Back in December, we reported that Volkswagen was putting the final touches on a deal to fix or buy back roughly 80,000 Audi, Porsche, and VW 3.0-liter diesels equipped with defeat devices that allowed them to cheat on U.S. emissions tests. The rumored pricetag was $1 billion.
Now, the deal has officially been presented to U.S. District Judge Charles Breyer in San Francisco, who's overseen the lion's share of Dieselgate settlements. The total cost to Volkswagen? A cool $1.2 billion.
The bulk of that sum--around $975 million--will be used to deal directly with the affected vehicles. Specifically, it will be used to repair some 58,000 Audi, Porsche, and VW 3.0-liter diesels from model-years 2013 to 2016, with the remainder spent on buybacks for 20,000 Audi and VW 3.0-liter diesels from 2009 to 2012.
The remaining $225 million will be dedicated to environmental remediation, as previously reported. It will be added to a $2.7 billion fund Volkswagen created for the same purpose when it settled a similar Dieselgate deal last summer involving 475,000 Audi and VW 2.0-liter diesels.

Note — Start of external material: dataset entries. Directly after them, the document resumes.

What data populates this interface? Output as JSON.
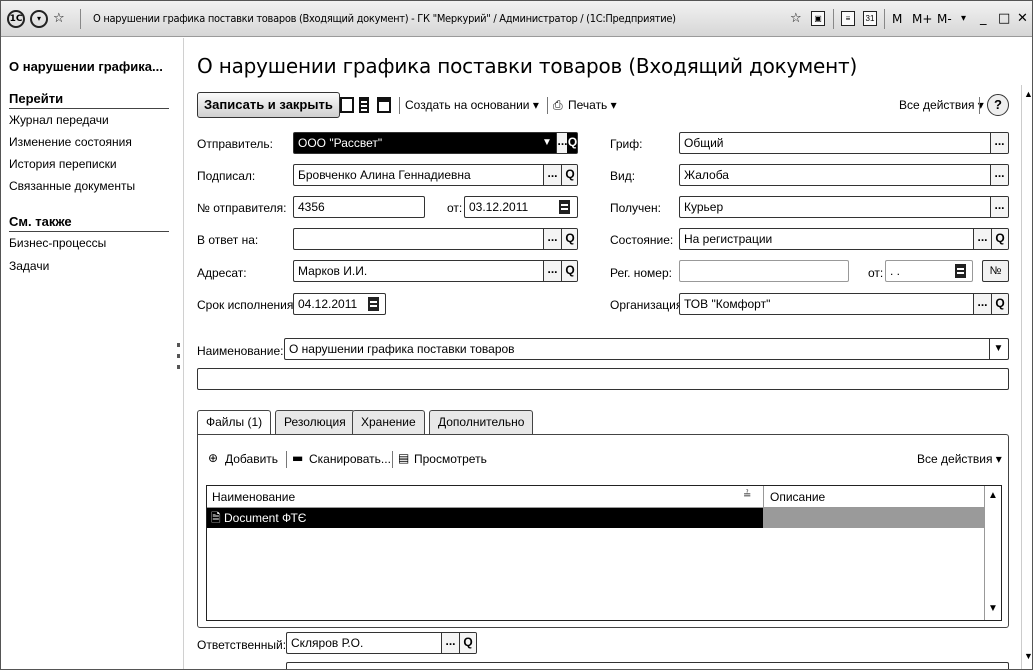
{
  "window": {
    "title": "О нарушении графика поставки товаров (Входящий документ) - ГК \"Меркурий\" / Администратор / (1С:Предприятие)",
    "logo_text": "1С",
    "m_buttons": [
      "M",
      "M+",
      "M-"
    ],
    "minimize": "_",
    "restore": "□",
    "close": "✕"
  },
  "left_panel": {
    "title": "О нарушении графика...",
    "goto_heading": "Перейти",
    "goto_items": [
      "Журнал передачи",
      "Изменение состояния",
      "История переписки",
      "Связанные документы"
    ],
    "see_also_heading": "См. также",
    "see_also_items": [
      "Бизнес-процессы",
      "Задачи"
    ]
  },
  "form": {
    "title": "О нарушении графика поставки товаров (Входящий документ)",
    "toolbar": {
      "save_close": "Записать и закрыть",
      "create_based": "Создать на основании ▾",
      "print": "Печать ▾",
      "all_actions": "Все действия ▾",
      "help": "?"
    },
    "fields": {
      "sender_label": "Отправитель:",
      "sender_value": "ООО \"Рассвет\"",
      "signed_label": "Подписал:",
      "signed_value": "Бровченко Алина Геннадиевна",
      "sender_no_label": "№ отправителя:",
      "sender_no_value": "4356",
      "from_label": "от:",
      "sender_date": "03.12.2011",
      "reply_label": "В ответ на:",
      "reply_value": "",
      "addressee_label": "Адресат:",
      "addressee_value": "Марков И.И.",
      "deadline_label": "Срок исполнения:",
      "deadline_value": "04.12.2011",
      "grif_label": "Гриф:",
      "grif_value": "Общий",
      "kind_label": "Вид:",
      "kind_value": "Жалоба",
      "received_label": "Получен:",
      "received_value": "Курьер",
      "state_label": "Состояние:",
      "state_value": "На регистрации",
      "regno_label": "Рег. номер:",
      "regno_value": "",
      "reg_from_label": "от:",
      "reg_date": " .  .",
      "no_button": "№",
      "org_label": "Организация:",
      "org_value": "ТОВ \"Комфорт\"",
      "name_label": "Наименование:",
      "name_value": "О нарушении графика поставки товаров",
      "comment_value": "",
      "responsible_label": "Ответственный:",
      "responsible_value": "Скляров Р.О."
    },
    "tabs": [
      "Файлы (1)",
      "Резолюция",
      "Хранение",
      "Дополнительно"
    ],
    "files": {
      "add": "Добавить",
      "scan": "Сканировать...",
      "view": "Просмотреть",
      "all_actions": "Все действия ▾",
      "columns": [
        "Наименование",
        "Описание"
      ],
      "rows": [
        {
          "name": "Document ФТЄ",
          "description": ""
        }
      ]
    }
  }
}
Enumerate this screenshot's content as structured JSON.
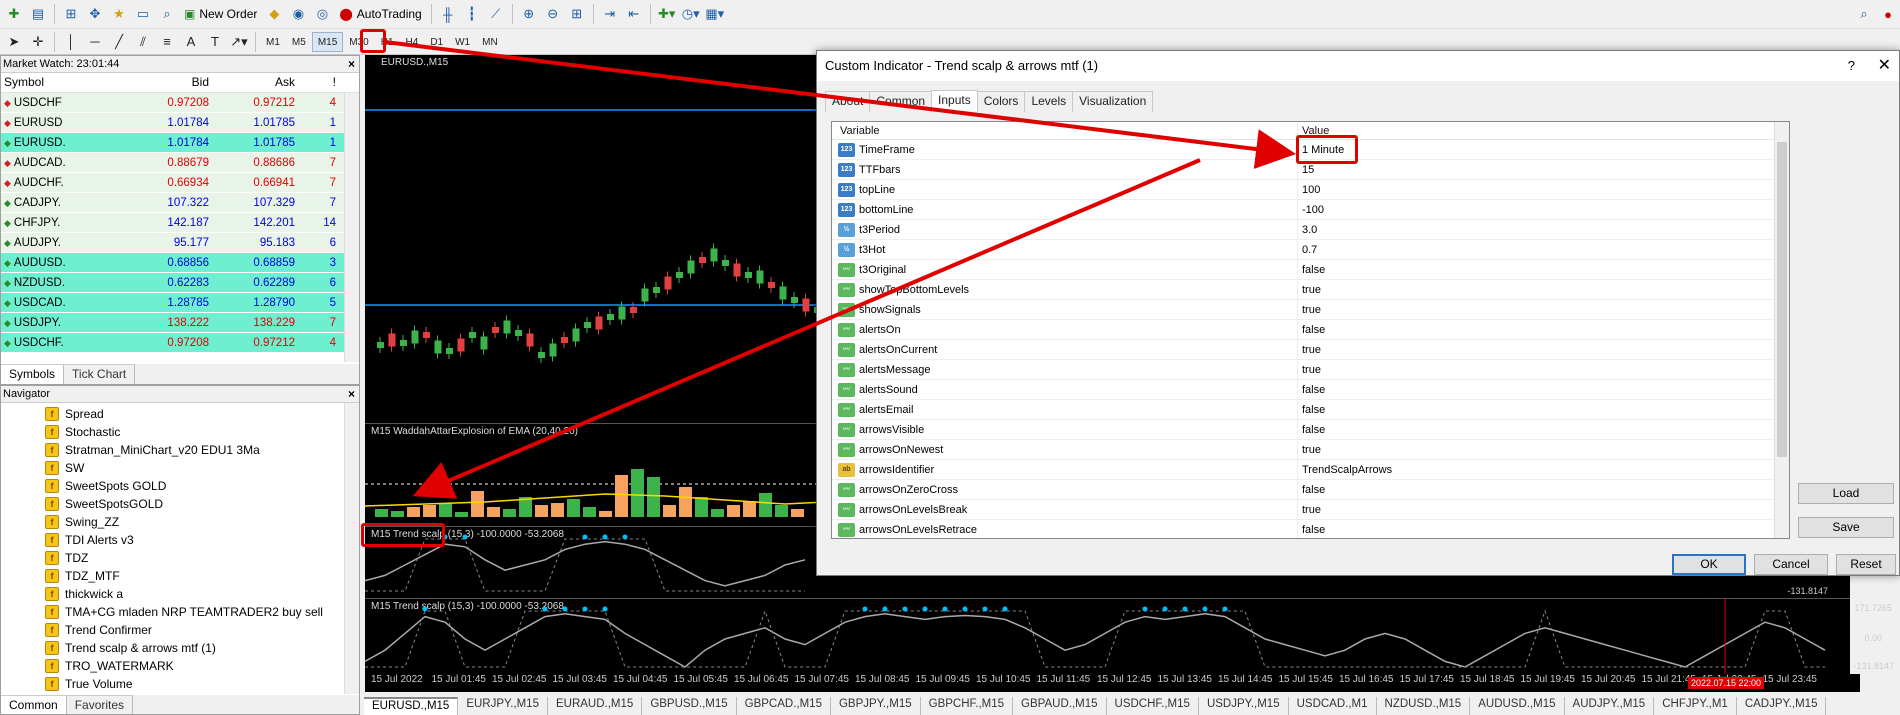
{
  "toolbar": {
    "new_order": "New Order",
    "autotrading": "AutoTrading",
    "timeframes": [
      "M1",
      "M5",
      "M15",
      "M30",
      "H1",
      "H4",
      "D1",
      "W1",
      "MN"
    ],
    "selected_timeframe": "M15"
  },
  "market_watch": {
    "title": "Market Watch: 23:01:44",
    "columns": [
      "Symbol",
      "Bid",
      "Ask",
      "!"
    ],
    "rows": [
      {
        "symbol": "USDCHF",
        "bid": "0.97208",
        "ask": "0.97212",
        "spread": "4",
        "dir": "down",
        "bg": "#e8f4e8",
        "color": "#e00000"
      },
      {
        "symbol": "EURUSD",
        "bid": "1.01784",
        "ask": "1.01785",
        "spread": "1",
        "dir": "down",
        "bg": "#e8f4e8",
        "color": "#0000e0"
      },
      {
        "symbol": "EURUSD.",
        "bid": "1.01784",
        "ask": "1.01785",
        "spread": "1",
        "dir": "up",
        "bg": "#6ef0d0",
        "color": "#0000e0"
      },
      {
        "symbol": "AUDCAD.",
        "bid": "0.88679",
        "ask": "0.88686",
        "spread": "7",
        "dir": "down",
        "bg": "#e8f4e8",
        "color": "#e00000"
      },
      {
        "symbol": "AUDCHF.",
        "bid": "0.66934",
        "ask": "0.66941",
        "spread": "7",
        "dir": "down",
        "bg": "#e8f4e8",
        "color": "#e00000"
      },
      {
        "symbol": "CADJPY.",
        "bid": "107.322",
        "ask": "107.329",
        "spread": "7",
        "dir": "up",
        "bg": "#e8f4e8",
        "color": "#0000e0"
      },
      {
        "symbol": "CHFJPY.",
        "bid": "142.187",
        "ask": "142.201",
        "spread": "14",
        "dir": "up",
        "bg": "#e8f4e8",
        "color": "#0000e0"
      },
      {
        "symbol": "AUDJPY.",
        "bid": "95.177",
        "ask": "95.183",
        "spread": "6",
        "dir": "up",
        "bg": "#e8f4e8",
        "color": "#0000e0"
      },
      {
        "symbol": "AUDUSD.",
        "bid": "0.68856",
        "ask": "0.68859",
        "spread": "3",
        "dir": "up",
        "bg": "#6ef0d0",
        "color": "#0000e0"
      },
      {
        "symbol": "NZDUSD.",
        "bid": "0.62283",
        "ask": "0.62289",
        "spread": "6",
        "dir": "up",
        "bg": "#6ef0d0",
        "color": "#0000e0"
      },
      {
        "symbol": "USDCAD.",
        "bid": "1.28785",
        "ask": "1.28790",
        "spread": "5",
        "dir": "up",
        "bg": "#6ef0d0",
        "color": "#0000e0"
      },
      {
        "symbol": "USDJPY.",
        "bid": "138.222",
        "ask": "138.229",
        "spread": "7",
        "dir": "up",
        "bg": "#6ef0d0",
        "color": "#e00000"
      },
      {
        "symbol": "USDCHF.",
        "bid": "0.97208",
        "ask": "0.97212",
        "spread": "4",
        "dir": "up",
        "bg": "#6ef0d0",
        "color": "#e00000"
      }
    ],
    "tabs": [
      "Symbols",
      "Tick Chart"
    ]
  },
  "navigator": {
    "title": "Navigator",
    "items": [
      "Spread",
      "Stochastic",
      "Stratman_MiniChart_v20 EDU1 3Ma",
      "SW",
      "SweetSpots GOLD",
      "SweetSpotsGOLD",
      "Swing_ZZ",
      "TDI Alerts v3",
      "TDZ",
      "TDZ_MTF",
      "thickwick a",
      "TMA+CG mladen NRP TEAMTRADER2 buy sell",
      "Trend Confirmer",
      "Trend scalp & arrows mtf (1)",
      "TRO_WATERMARK",
      "True Volume"
    ],
    "tabs": [
      "Common",
      "Favorites"
    ]
  },
  "chart": {
    "main_label": "EURUSD.,M15",
    "sub1_label": "M15 WaddahAttarExplosion of EMA (20,40,20)",
    "sub2_label": "M15 Trend scalp (15,3) -100.0000 -53.2068",
    "sub3_label": "M15 Trend scalp (15,3) -100.0000 -53.2068",
    "sub3_levels": [
      "171.7265",
      "0.00",
      "-131.8147"
    ],
    "sub2_level": "-131.8147",
    "highlight_time": "2022.07.15 22:00",
    "x_labels": [
      "15 Jul 2022",
      "15 Jul 01:45",
      "15 Jul 02:45",
      "15 Jul 03:45",
      "15 Jul 04:45",
      "15 Jul 05:45",
      "15 Jul 06:45",
      "15 Jul 07:45",
      "15 Jul 08:45",
      "15 Jul 09:45",
      "15 Jul 10:45",
      "15 Jul 11:45",
      "15 Jul 12:45",
      "15 Jul 13:45",
      "15 Jul 14:45",
      "15 Jul 15:45",
      "15 Jul 16:45",
      "15 Jul 17:45",
      "15 Jul 18:45",
      "15 Jul 19:45",
      "15 Jul 20:45",
      "15 Jul 21:45",
      "15 Jul 22:45",
      "15 Jul 23:45"
    ]
  },
  "chart_tabs": [
    "EURUSD.,M15",
    "EURJPY.,M15",
    "EURAUD.,M15",
    "GBPUSD.,M15",
    "GBPCAD.,M15",
    "GBPJPY.,M15",
    "GBPCHF.,M15",
    "GBPAUD.,M15",
    "USDCHF.,M15",
    "USDJPY.,M15",
    "USDCAD.,M1",
    "NZDUSD.,M15",
    "AUDUSD.,M15",
    "AUDJPY.,M15",
    "CHFJPY.,M1",
    "CADJPY.,M15"
  ],
  "dialog": {
    "title": "Custom Indicator - Trend scalp & arrows mtf (1)",
    "help": "?",
    "tabs": [
      "About",
      "Common",
      "Inputs",
      "Colors",
      "Levels",
      "Visualization"
    ],
    "active_tab": "Inputs",
    "columns": [
      "Variable",
      "Value"
    ],
    "params": [
      {
        "name": "TimeFrame",
        "value": "1 Minute",
        "type": "int"
      },
      {
        "name": "TTFbars",
        "value": "15",
        "type": "int"
      },
      {
        "name": "topLine",
        "value": "100",
        "type": "int"
      },
      {
        "name": "bottomLine",
        "value": "-100",
        "type": "int"
      },
      {
        "name": "t3Period",
        "value": "3.0",
        "type": "dbl"
      },
      {
        "name": "t3Hot",
        "value": "0.7",
        "type": "dbl"
      },
      {
        "name": "t3Original",
        "value": "false",
        "type": "bool"
      },
      {
        "name": "showTopBottomLevels",
        "value": "true",
        "type": "bool"
      },
      {
        "name": "showSignals",
        "value": "true",
        "type": "bool"
      },
      {
        "name": "alertsOn",
        "value": "false",
        "type": "bool"
      },
      {
        "name": "alertsOnCurrent",
        "value": "true",
        "type": "bool"
      },
      {
        "name": "alertsMessage",
        "value": "true",
        "type": "bool"
      },
      {
        "name": "alertsSound",
        "value": "false",
        "type": "bool"
      },
      {
        "name": "alertsEmail",
        "value": "false",
        "type": "bool"
      },
      {
        "name": "arrowsVisible",
        "value": "false",
        "type": "bool"
      },
      {
        "name": "arrowsOnNewest",
        "value": "true",
        "type": "bool"
      },
      {
        "name": "arrowsIdentifier",
        "value": "TrendScalpArrows",
        "type": "str"
      },
      {
        "name": "arrowsOnZeroCross",
        "value": "false",
        "type": "bool"
      },
      {
        "name": "arrowsOnLevelsBreak",
        "value": "true",
        "type": "bool"
      },
      {
        "name": "arrowsOnLevelsRetrace",
        "value": "false",
        "type": "bool"
      }
    ],
    "buttons": {
      "load": "Load",
      "save": "Save",
      "ok": "OK",
      "cancel": "Cancel",
      "reset": "Reset"
    }
  },
  "colors": {
    "accent": "#e00000",
    "bull": "#3cb44b",
    "bear": "#e04040",
    "signal": "#00bfff"
  }
}
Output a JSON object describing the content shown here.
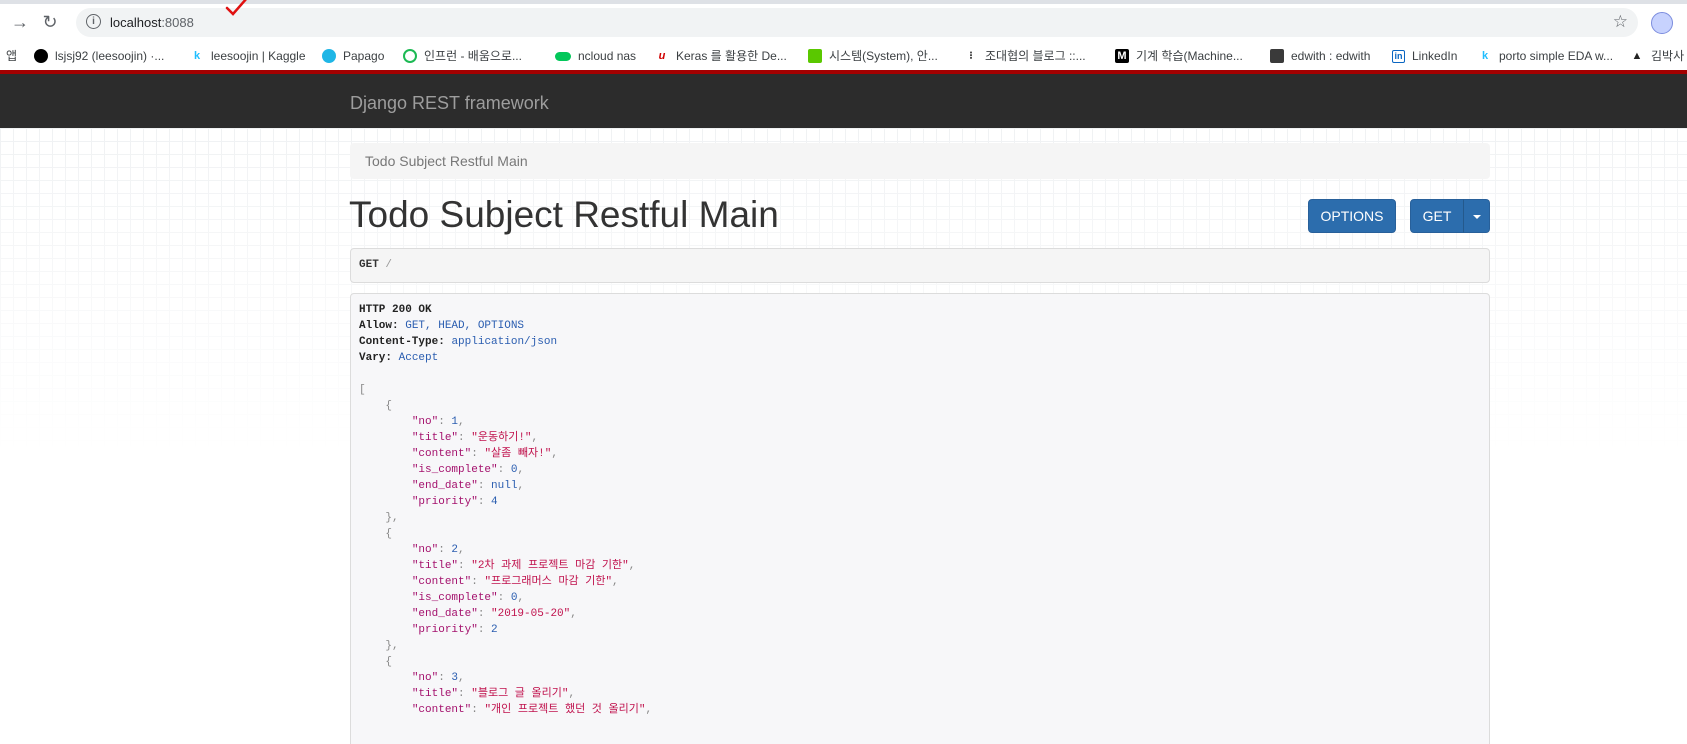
{
  "browser": {
    "url_host": "localhost",
    "url_port": ":8088",
    "bookmarks": [
      {
        "label": "앱",
        "icon": "apps-icon"
      },
      {
        "label": "lsjsj92 (leesoojin) ·...",
        "icon": "github-icon"
      },
      {
        "label": "leesoojin | Kaggle",
        "icon": "kaggle-icon"
      },
      {
        "label": "Papago",
        "icon": "papago-icon"
      },
      {
        "label": "인프런 - 배움으로...",
        "icon": "inflearn-icon"
      },
      {
        "label": "ncloud nas",
        "icon": "ncloud-icon"
      },
      {
        "label": "Keras 를 활용한 De...",
        "icon": "keras-icon"
      },
      {
        "label": "시스템(System), 안...",
        "icon": "blog-icon"
      },
      {
        "label": "조대협의 블로그 ::...",
        "icon": "tistory-icon"
      },
      {
        "label": "기계 학습(Machine...",
        "icon": "medium-icon"
      },
      {
        "label": "edwith : edwith",
        "icon": "edwith-icon"
      },
      {
        "label": "LinkedIn",
        "icon": "linkedin-icon"
      },
      {
        "label": "porto simple EDA w...",
        "icon": "kaggle-icon"
      },
      {
        "label": "김박사",
        "icon": "graduation-cap-icon"
      }
    ]
  },
  "navbar": {
    "brand": "Django REST framework"
  },
  "breadcrumb": {
    "current": "Todo Subject Restful Main"
  },
  "page": {
    "title": "Todo Subject Restful Main"
  },
  "buttons": {
    "options": "OPTIONS",
    "get": "GET"
  },
  "request": {
    "method": "GET",
    "path": "/"
  },
  "response": {
    "status": "HTTP 200 OK",
    "headers": [
      {
        "name": "Allow:",
        "value": "GET, HEAD, OPTIONS"
      },
      {
        "name": "Content-Type:",
        "value": "application/json"
      },
      {
        "name": "Vary:",
        "value": "Accept"
      }
    ],
    "items": [
      {
        "no": "1",
        "title": "\"운동하기!\"",
        "content": "\"살좀 빼자!\"",
        "is_complete": "0",
        "end_date": "null",
        "priority": "4"
      },
      {
        "no": "2",
        "title": "\"2차 과제 프로젝트 마감 기한\"",
        "content": "\"프로그래머스 마감 기한\"",
        "is_complete": "0",
        "end_date": "\"2019-05-20\"",
        "priority": "2"
      },
      {
        "no": "3",
        "title": "\"블로그 글 올리기\"",
        "content": "\"개인 프로젝트 했던 것 올리기\""
      }
    ]
  },
  "colors": {
    "navbar": "#2c2c2c",
    "navbar_accent": "#a30000",
    "button": "#2c6dad"
  }
}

The 3.0-liter settlement affects the following makes and models:
- 2009-2012 Audi Q7
- 2009-2012 Volkswagen Touareg
- 2014-2016 Audi A6, A7, A8, A8L, Q5
- 2013-2015 Audi Q7
- 2013-2016 Porsche Cayenne Diesel
- 2013-2016 Volkswagen Touareg
For a complete overview of the Volkswagen Dieselgate scandal, grab a very large cup of coffee and click here.
Note: for purposes of clarity, "Volkswagen" has been used to refer to the Volkswagen Group parent company, while "VW" has been used to refer to the company's popular mass-market brand of automobiles.